Volume I: Introductory Chapters and Afrotheria comprises eight introductory chapters covering topics such as evolution, geography and geology, biotic zones, classification, behaviour and morphology. The rest of this volume is devoted to the Afrotheria, a grouping that comprises six orders and 49 species; these are the hyraxes, elephants, dugong, manatees, otter-shrews, golden-moles, sengis (elephant-shrews) and aardvark. Jonathan Kingdon has contributed colour illustrations to this volume, while Meredith Happold has contributed line drawings for the small mammals.
Jonathan Kingdon (Department of Zoology, University of Oxford) was born in Tanzania and has spent much of his life in Africa. Over the course of a long career he has achieved acclaim as both a leading academic and a prominent artist. He tis also the author of The Kingdon Field Guide to African Mammals and The Kingdon Pocket Guide to African Mammals.

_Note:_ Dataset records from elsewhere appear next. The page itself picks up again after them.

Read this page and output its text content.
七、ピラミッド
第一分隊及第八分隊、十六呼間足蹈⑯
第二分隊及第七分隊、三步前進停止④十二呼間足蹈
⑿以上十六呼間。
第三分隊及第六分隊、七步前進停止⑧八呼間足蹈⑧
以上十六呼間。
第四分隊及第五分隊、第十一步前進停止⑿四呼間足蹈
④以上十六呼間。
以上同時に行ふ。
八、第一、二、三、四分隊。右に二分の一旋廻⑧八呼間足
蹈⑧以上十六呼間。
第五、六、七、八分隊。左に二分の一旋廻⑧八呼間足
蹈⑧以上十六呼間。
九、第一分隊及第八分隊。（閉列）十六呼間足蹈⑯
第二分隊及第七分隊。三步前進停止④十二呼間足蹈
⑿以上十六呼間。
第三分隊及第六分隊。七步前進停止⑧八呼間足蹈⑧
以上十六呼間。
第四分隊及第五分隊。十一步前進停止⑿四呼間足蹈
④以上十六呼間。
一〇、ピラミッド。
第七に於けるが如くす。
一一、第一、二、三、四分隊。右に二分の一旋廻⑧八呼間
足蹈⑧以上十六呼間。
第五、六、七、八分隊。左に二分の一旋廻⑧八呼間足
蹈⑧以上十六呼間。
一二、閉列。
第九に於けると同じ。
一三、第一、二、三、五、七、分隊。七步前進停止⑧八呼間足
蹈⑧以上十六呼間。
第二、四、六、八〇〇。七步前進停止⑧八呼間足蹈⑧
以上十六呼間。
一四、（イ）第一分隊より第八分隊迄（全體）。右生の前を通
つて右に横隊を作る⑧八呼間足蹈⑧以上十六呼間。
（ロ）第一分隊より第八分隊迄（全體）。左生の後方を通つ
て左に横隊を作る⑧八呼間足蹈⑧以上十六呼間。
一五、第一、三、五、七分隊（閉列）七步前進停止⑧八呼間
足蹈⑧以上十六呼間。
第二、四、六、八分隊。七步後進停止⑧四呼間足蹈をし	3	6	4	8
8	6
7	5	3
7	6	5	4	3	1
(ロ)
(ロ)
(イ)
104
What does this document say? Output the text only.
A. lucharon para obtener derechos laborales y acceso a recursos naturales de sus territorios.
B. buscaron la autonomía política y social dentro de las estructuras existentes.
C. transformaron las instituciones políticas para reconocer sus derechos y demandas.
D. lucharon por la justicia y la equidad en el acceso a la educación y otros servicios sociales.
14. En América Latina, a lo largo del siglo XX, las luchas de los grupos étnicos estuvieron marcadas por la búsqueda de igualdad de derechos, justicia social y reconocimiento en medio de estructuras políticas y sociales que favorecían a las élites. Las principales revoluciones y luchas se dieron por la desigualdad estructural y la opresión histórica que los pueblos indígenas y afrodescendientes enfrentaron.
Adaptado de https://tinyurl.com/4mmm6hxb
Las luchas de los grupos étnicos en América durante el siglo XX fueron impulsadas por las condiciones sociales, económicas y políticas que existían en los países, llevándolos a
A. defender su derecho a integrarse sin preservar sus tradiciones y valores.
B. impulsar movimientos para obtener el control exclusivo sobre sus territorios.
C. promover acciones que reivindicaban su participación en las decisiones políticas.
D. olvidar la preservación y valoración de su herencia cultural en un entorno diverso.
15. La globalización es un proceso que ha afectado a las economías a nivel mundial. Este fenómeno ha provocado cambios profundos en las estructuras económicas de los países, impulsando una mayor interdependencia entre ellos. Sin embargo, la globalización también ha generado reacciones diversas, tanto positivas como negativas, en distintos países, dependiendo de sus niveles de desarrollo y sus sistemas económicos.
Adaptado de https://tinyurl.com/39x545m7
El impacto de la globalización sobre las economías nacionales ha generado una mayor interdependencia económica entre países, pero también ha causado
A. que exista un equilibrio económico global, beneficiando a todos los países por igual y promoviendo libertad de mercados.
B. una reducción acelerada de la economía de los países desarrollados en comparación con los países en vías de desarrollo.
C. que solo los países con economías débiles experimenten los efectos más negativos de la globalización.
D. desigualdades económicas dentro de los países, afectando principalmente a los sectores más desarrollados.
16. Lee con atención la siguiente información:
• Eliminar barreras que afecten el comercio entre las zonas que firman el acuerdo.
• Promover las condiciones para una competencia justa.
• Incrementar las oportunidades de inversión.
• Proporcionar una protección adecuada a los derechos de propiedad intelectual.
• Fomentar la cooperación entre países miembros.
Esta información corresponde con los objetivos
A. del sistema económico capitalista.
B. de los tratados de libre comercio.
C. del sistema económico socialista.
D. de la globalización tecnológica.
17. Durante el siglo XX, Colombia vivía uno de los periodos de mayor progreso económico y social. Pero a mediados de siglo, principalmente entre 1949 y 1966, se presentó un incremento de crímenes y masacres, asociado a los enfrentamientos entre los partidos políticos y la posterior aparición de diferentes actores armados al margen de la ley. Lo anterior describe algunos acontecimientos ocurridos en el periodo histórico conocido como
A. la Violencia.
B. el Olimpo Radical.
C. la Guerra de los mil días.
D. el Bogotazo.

David Happold (School of Botany and Zoology, Australian National University) has held academic positions at the University of Khartoum (Sudan), University of Ibadan (Nigeria), University of Malawi, and The Australian National University. He is also the author of Ecology of African Mammals (with M. J. Delany) and The Mammals of Nigeria.
Thomas M. Butynski (Zoological Society of London/King Khalid Wildlife Research Centre) is a conservationist and ecologist who has worked in Africa for 35 years, mostly in Botswana, Kenya, Uganda, and Equatorial Guinea.
Michael Hoffmann (International Union for Conservation of Nature – Species Survival Commission) is trained as a mammalogist at the University of Pretoria, South Africa, and the University of Oxford, UK. He has since moved into the field of international biodiversity conservation.
Meredith Happold (School of Botany and Zoology, Australian National University) spent several years studying bats in Nigeria. Since 1977 she has held a Visiting Fellowship at the Australian National University and her research has focused on African bats.
Jan Kalina (Soita Nyiro Conservancy, Kenya) is a conservation biologist. Her work with mammals began at Wildlife Conservation Society’s Bronx Zoo in New York and at Colorado State University. She is currently joint-owner of Soita Nyiro Conservancy in Laikipia, Kenya.